National League for the Defense of Religious Liberty
- Flag of the LNDLR
- Abbreviation: LNDLR
- Nickname: Cristeros
- Formation: March 1925
- Dissolved: c. 1940
- Purpose: Opposition to anti-clericalism in Mexico
- Headquarters: Mexico
- Membership: 36,000 (1925)

= National League for the Defense of Religious Liberty =

Mexican religious civil rights organization

The National League for the Defense of Religious Liberty (Liga Nacional Defensora de la Libertad Religiosa – LNDLR) was a Mexican Catholic religious civil rights organization formed in March 1925 that played a crucial role in the Cristero War of 1926 to 1929.

== History ==

The Mexico City-based organization was created by former members of the short-lived National Catholic Party (Partido Católico Nacional), the Union of Mexican Catholic Ladies (Unión de Damas Católicas Mexicanas); a student organization, the Jesuit-led Catholic Association of Mexican Youth (Asociación Católica de la Juventud Mexicana, ACJM); the Knights of Columbus; the National Parents' Association; and the National Catholic Labor Confederation. The League had by June of its founding year about 36,000 members and chapters in almost every state of the country. The organization arose after the anti-clerical provisions of the 1917 Mexican Constitution were enforced by the President Plutarco Calles and after he enacted further provisions in the Calles Law.

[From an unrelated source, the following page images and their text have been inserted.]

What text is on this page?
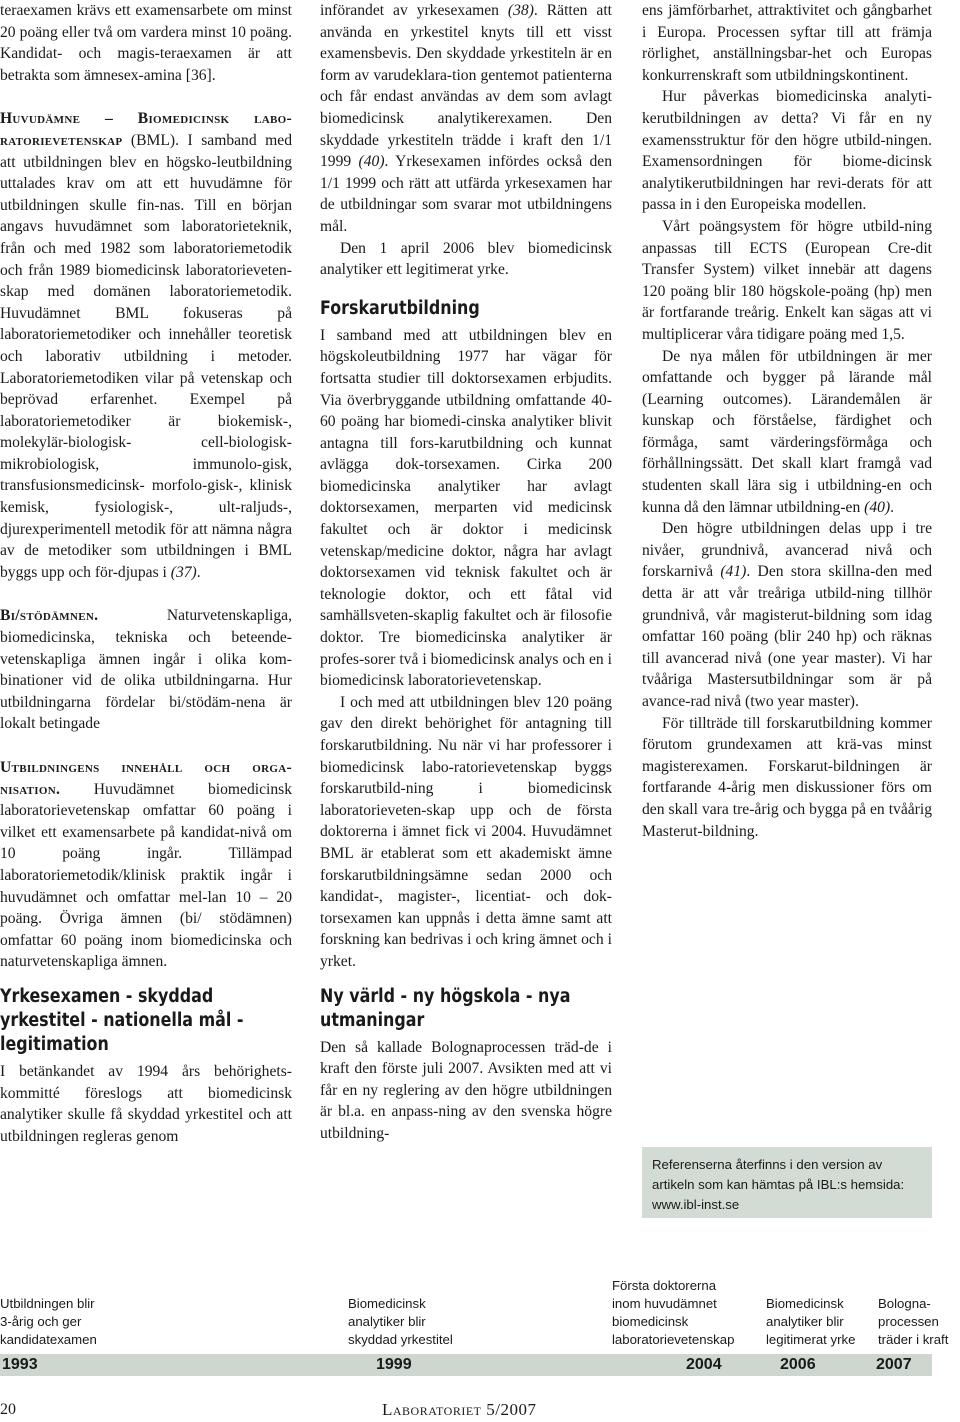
teraexamen krävs ett examensarbete om minst 20 poäng eller två om vardera minst 10 poäng. Kandidat- och magis-teraexamen är att betrakta som ämnesex-amina [36].

Huvudämne – Biomedicinsk labo-ratorievetenskap (BML). I samband med att utbildningen blev en högsko-leutbildning uttalades krav om att ett huvudämne för utbildningen skulle fin-nas. Till en början angavs huvudämnet som laboratorieteknik, från och med 1982 som laboratoriemetodik och från 1989 biomedicinsk laboratorieveten-skap med domänen laboratoriemetodik. Huvudämnet BML fokuseras på laboratoriemetodiker och innehåller teoretisk och laborativ utbildning i metoder. Laboratoriemetodiken vilar på vetenskap och beprövad erfarenhet. Exempel på laboratoriemetodiker är biokemisk-, molekylär-biologisk- cell-biologisk- mikrobiologisk, immunolo-gisk, transfusionsmedicinsk- morfolo-gisk-, klinisk kemisk, fysiologisk-, ult-raljuds-, djurexperimentell metodik för att nämna några av de metodiker som utbildningen i BML byggs upp och för-djupas i (37).

Bi/stödämnen. Naturvetenskapliga, biomedicinska, tekniska och beteende-vetenskapliga ämnen ingår i olika kom-binationer vid de olika utbildningarna. Hur utbildningarna fördelar bi/stödäm-nena är lokalt betingade

Utbildningens innehåll och orga-nisation. Huvudämnet biomedicinsk laboratorievetenskap omfattar 60 poäng i vilket ett examensarbete på kandidat-nivå om 10 poäng ingår. Tillämpad laboratoriemetodik/klinisk praktik ingår i huvudämnet och omfattar mel-lan 10 – 20 poäng. Övriga ämnen (bi/ stödämnen) omfattar 60 poäng inom biomedicinska och naturvetenskapliga ämnen.

Yrkesexamen - skyddad yrkestitel - nationella mål - legitimation

I betänkandet av 1994 års behörighets-kommitté föreslogs att biomedicinsk analytiker skulle få skyddad yrkestitel och att utbildningen regleras genom

införandet av yrkesexamen (38). Rätten att använda en yrkestitel knyts till ett visst examensbevis. Den skyddade yrkestiteln är en form av varudeklara-tion gentemot patienterna och får endast användas av dem som avlagt biomedicinsk analytikerexamen. Den skyddade yrkestiteln trädde i kraft den 1/1 1999 (40). Yrkesexamen infördes också den 1/1 1999 och rätt att utfärda yrkesexamen har de utbildningar som svarar mot utbildningens mål.

Den 1 april 2006 blev biomedicinsk analytiker ett legitimerat yrke.

Forskarutbildning

I samband med att utbildningen blev en högskoleutbildning 1977 har vägar för fortsatta studier till doktorsexamen erbjudits. Via överbryggande utbildning omfattande 40-60 poäng har biomedi-cinska analytiker blivit antagna till fors-karutbildning och kunnat avlägga dok-torsexamen. Cirka 200 biomedicinska analytiker har avlagt doktorsexamen, merparten vid medicinsk fakultet och är doktor i medicinsk vetenskap/medicine doktor, några har avlagt doktorsexamen vid teknisk fakultet och är teknologie doktor, och ett fåtal vid samhällsveten-skaplig fakultet och är filosofie doktor. Tre biomedicinska analytiker är profes-sorer två i biomedicinsk analys och en i biomedicinsk laboratorievetenskap.

I och med att utbildningen blev 120 poäng gav den direkt behörighet för antagning till forskarutbildning. Nu när vi har professorer i biomedicinsk labo-ratorievetenskap byggs forskarutbild-ning i biomedicinsk laboratorieveten-skap upp och de första doktorerna i ämnet fick vi 2004. Huvudämnet BML är etablerat som ett akademiskt ämne forskarutbildningsämne sedan 2000 och kandidat-, magister-, licentiat- och dok-torsexamen kan uppnås i detta ämne samt att forskning kan bedrivas i och kring ämnet och i yrket.

Ny värld - ny högskola - nya utmaningar

Den så kallade Bolognaprocessen träd-de i kraft den förste juli 2007. Avsikten med att vi får en ny reglering av den högre utbildningen är bl.a. en anpass-ning av den svenska högre utbildning-

ens jämförbarhet, attraktivitet och gångbarhet i Europa. Processen syftar till att främja rörlighet, anställningsbar-het och Europas konkurrenskraft som utbildningskontinent.

Hur påverkas biomedicinska analyti-kerutbildningen av detta? Vi får en ny examensstruktur för den högre utbild-ningen. Examensordningen för biome-dicinsk analytikerutbildningen har revi-derats för att passa in i den Europeiska modellen.

Vårt poängsystem för högre utbild-ning anpassas till ECTS (European Cre-dit Transfer System) vilket innebär att dagens 120 poäng blir 180 högskole-poäng (hp) men är fortfarande treårig. Enkelt kan sägas att vi multiplicerar våra tidigare poäng med 1,5.

De nya målen för utbildningen är mer omfattande och bygger på lärande mål (Learning outcomes). Lärandemålen är kunskap och förståelse, färdighet och förmåga, samt värderingsförmåga och förhållningssätt. Det skall klart framgå vad studenten skall lära sig i utbildning-en och kunna då den lämnar utbildning-en (40).

Den högre utbildningen delas upp i tre nivåer, grundnivå, avancerad nivå och forskarnivå (41). Den stora skillna-den med detta är att vår treåriga utbild-ning tillhör grundnivå, vår magisterut-bildning som idag omfattar 160 poäng (blir 240 hp) och räknas till avancerad nivå (one year master). Vi har tvååriga Mastersutbildningar som är på avance-rad nivå (two year master).

För tillträde till forskarutbildning kommer förutom grundexamen att krä-vas minst magisterexamen. Forskarut-bildningen är fortfarande 4-årig men diskussioner förs om den skall vara tre-årig och bygga på en tvåårig Masterut-bildning.

Referenserna återfinns i den version av artikeln som kan hämtas på IBL:s hemsida: www.ibl-inst.se
Utbildningen blir
3-årig och ger
kandidatexamen
Biomedicinsk
analytiker blir
skyddad yrkestitel
Första doktorerna
inom huvudämnet
biomedicinsk
laboratorievetenskap
Biomedicinsk
analytiker blir
legitimerat yrke
Bologna-
processen
träder i kraft
1993	1999	2004	2006	2007
20	Laboratoriet 5/2007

The LNDLR, along with the Catholic hierarchy, initially advocated peaceful resistance to the Calles Laws including a boycott of tax payment and nonessential goods and a petition drive to rescind the offending constitutional provisions. When the Church failed to obtain a compromise from Calles, the Mexican hierarchy ordered the priests to go on strike beginning July 31, 1926, the day the Calles Law was to go into effect.

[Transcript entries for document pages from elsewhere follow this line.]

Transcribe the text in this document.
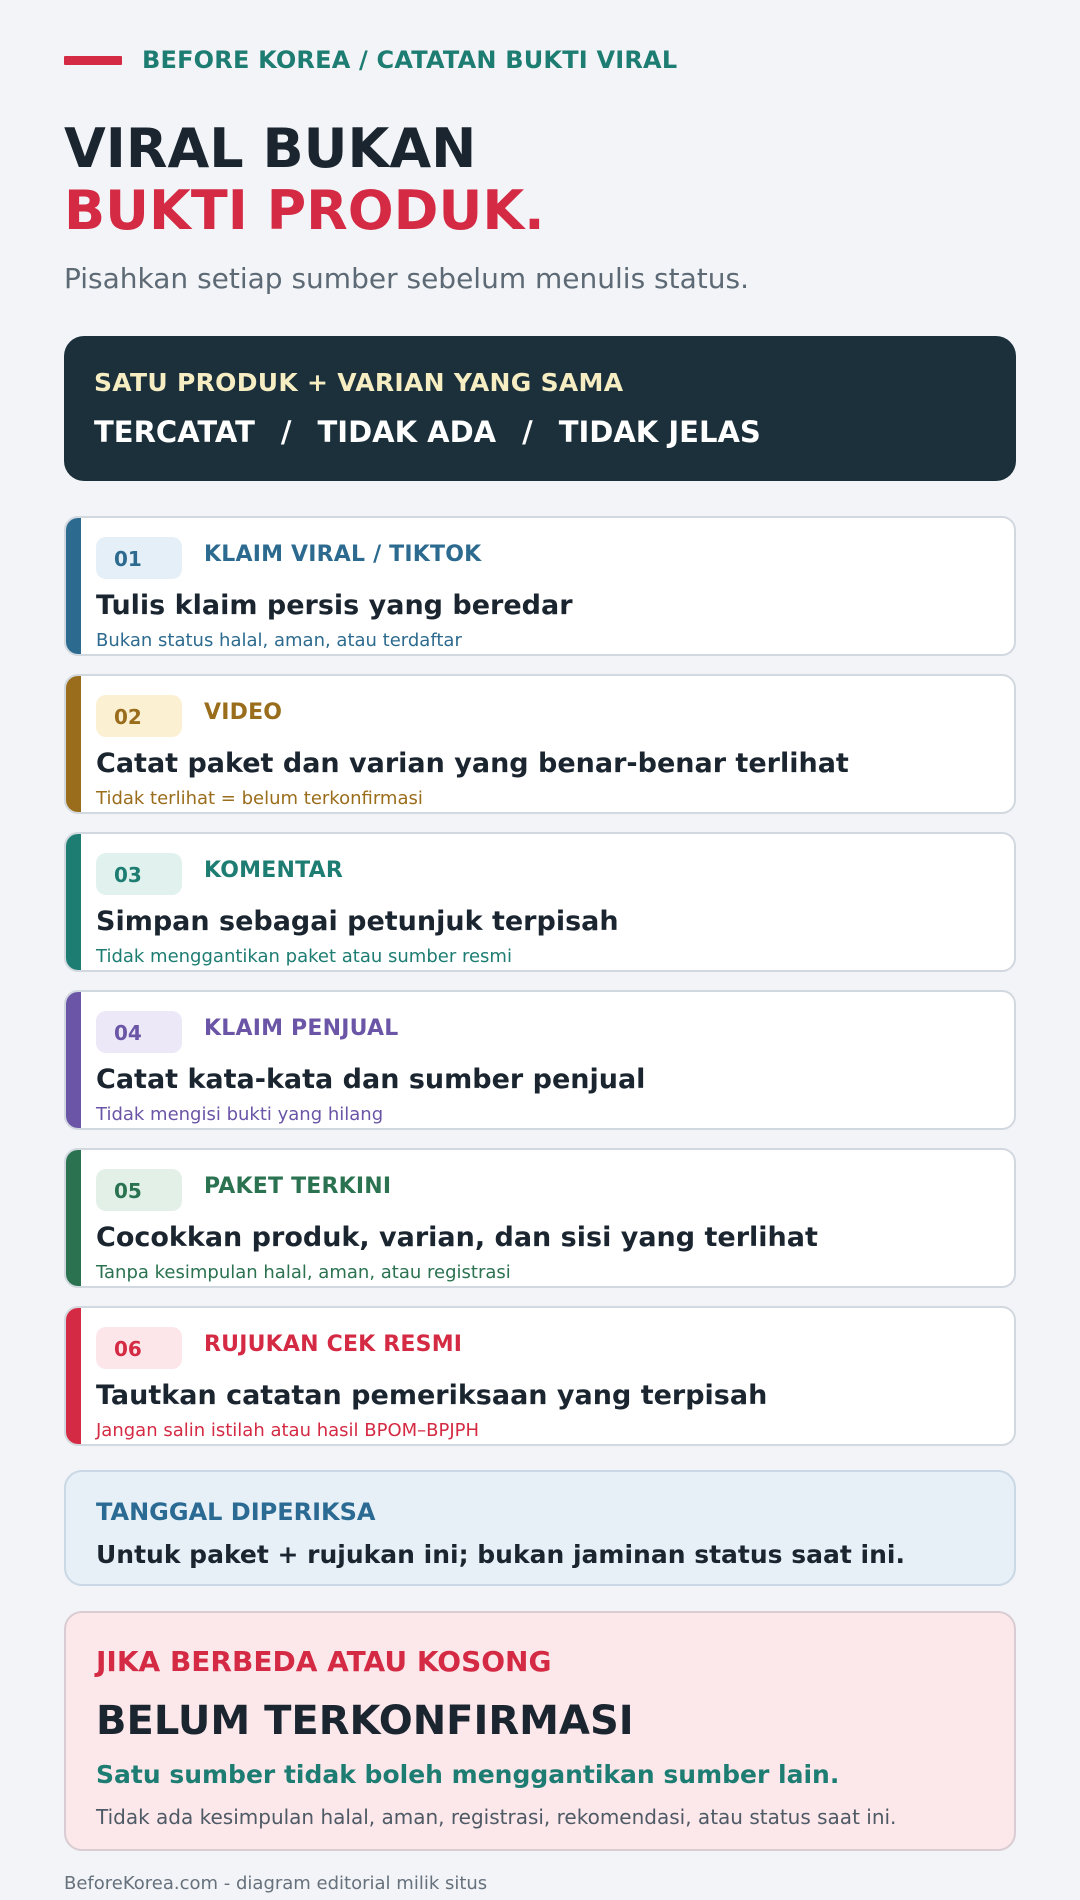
BEFORE KOREA / CATATAN BUKTI VIRAL
VIRAL BUKAN
BUKTI PRODUK.
Pisahkan setiap sumber sebelum menulis status.
SATU PRODUK + VARIAN YANG SAMA
TERCATAT / TIDAK ADA / TIDAK JELAS
01	KLAIM VIRAL / TIKTOK
Tulis klaim persis yang beredar
Bukan status halal, aman, atau terdaftar
02	VIDEO
Catat paket dan varian yang benar-benar terlihat
Tidak terlihat = belum terkonfirmasi
03	KOMENTAR
Simpan sebagai petunjuk terpisah
Tidak menggantikan paket atau sumber resmi
04	KLAIM PENJUAL
Catat kata-kata dan sumber penjual
Tidak mengisi bukti yang hilang
05	PAKET TERKINI
Cocokkan produk, varian, dan sisi yang terlihat
Tanpa kesimpulan halal, aman, atau registrasi
06	RUJUKAN CEK RESMI
Tautkan catatan pemeriksaan yang terpisah
Jangan salin istilah atau hasil BPOM–BPJPH
TANGGAL DIPERIKSA
Untuk paket + rujukan ini; bukan jaminan status saat ini.
JIKA BERBEDA ATAU KOSONG
BELUM TERKONFIRMASI
Satu sumber tidak boleh menggantikan sumber lain.
Tidak ada kesimpulan halal, aman, registrasi, rekomendasi, atau status saat ini.
BeforeKorea.com - diagram editorial milik situs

Soon after the clerical strike began on July 31, 1926, sporadic popular uprisings began and beginning in September 1926 the LNDLR began to discuss revolt, but they maintained the policy of boycott. As the popular uprisings continued, especially in Jalisco and Colima, despite the lack of formal support from the bishops, the LNDLR advocated on January 1, 1927, open rebellion to overthrow the regime and institute a new constitution with guarantees of religious freedom.

While the LNDLR served the purpose of giving the rebelling peasants organizational structure and military guidance, the onset, development and character of the war were more rooted in grass roots circumstance and groups. At first the rebellion was only able to sustain suppression in a half dozen western states where there was intense popular support and the organizational aid of local groups, the Popular Union (UP), initially spearheaded by Anacleto González Flores and the covert U, with cells dispersed throughout Jalisco and Michoacán.

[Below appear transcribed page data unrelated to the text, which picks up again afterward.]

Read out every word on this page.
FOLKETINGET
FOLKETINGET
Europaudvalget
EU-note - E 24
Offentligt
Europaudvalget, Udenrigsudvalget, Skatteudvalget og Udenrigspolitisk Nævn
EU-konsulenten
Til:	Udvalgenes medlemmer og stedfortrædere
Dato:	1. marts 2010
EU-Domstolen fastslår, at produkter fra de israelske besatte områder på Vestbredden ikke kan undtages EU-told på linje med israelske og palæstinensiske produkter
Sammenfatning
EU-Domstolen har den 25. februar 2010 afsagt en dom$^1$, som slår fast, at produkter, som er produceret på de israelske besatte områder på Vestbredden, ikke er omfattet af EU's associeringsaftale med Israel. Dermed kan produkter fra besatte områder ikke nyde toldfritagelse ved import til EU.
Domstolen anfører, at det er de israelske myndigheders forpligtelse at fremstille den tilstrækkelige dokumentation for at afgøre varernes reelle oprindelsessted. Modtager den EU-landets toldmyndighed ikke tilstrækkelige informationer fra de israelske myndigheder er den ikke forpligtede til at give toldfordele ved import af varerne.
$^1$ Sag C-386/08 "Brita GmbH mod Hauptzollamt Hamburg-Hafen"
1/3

In 1927, the LNDLR reorganized the rebellion in the west and, in August 1928, gave the rebellion its first military leader: General Enrique Gorostieta – well-experienced soldier who had fought in the Federal Army under former President Victoriano Huerta. Gorostieta has been called a Mason and lifelong anti-clerical, but recent letters of his have led historians to believe he was neither. Gorostieta's motivation for taking command of the rebels was not only the high salary he was offered (about $3,000 pesos per month, or twice the salary of a regular Army General), or even his political ambition, but his passionate belief in defending religious freedom. He was further motivated by his political ambition (seeing his successful leadership of the war effort as a springboard to win the presidency) and a $20,000 life insurance policy that would support his wife in the event of his death in battle. The Cristeros began to engage in large scale military assaults.

The LNDLR were excluded from any participation in the peace negotiations between the Mexican State and the Church. They rejected the argument of the Archbishop of Mexico, Pascual Díaz, "that the Cristeros were doomed to failure because they lacked the two critical elements: adequate military resources and the diplomatic support of the United States government. Alberto María Carreño, who was close to the archbishop of Mexico, "questioned the morality of continuing a war that could not be won."

After intense and lengthy negotiations by the U.S. ambassador Dwight W. Morrow, an accord (Arreglos) acceptable to both Calles and the Catholic hierarchy was reached and the bishops ordered the LNDLR to cease military and political activities and the Cristeros to lay down their weapons. A number of Cristeros continued fighting, in what some have called "La Segunda", that is the second Cristiada, but they did so without the support of the Church. The LNDLR's criticisms of the episcopal hierarchy's signing on to the Arreglos were blunted given the Vatican's support of the diplomatic accord, but also because Catholic Action, a new lay group firmly under the hierarchy's control, was used to rein in radicalized Catholic organizations following the Arreglos.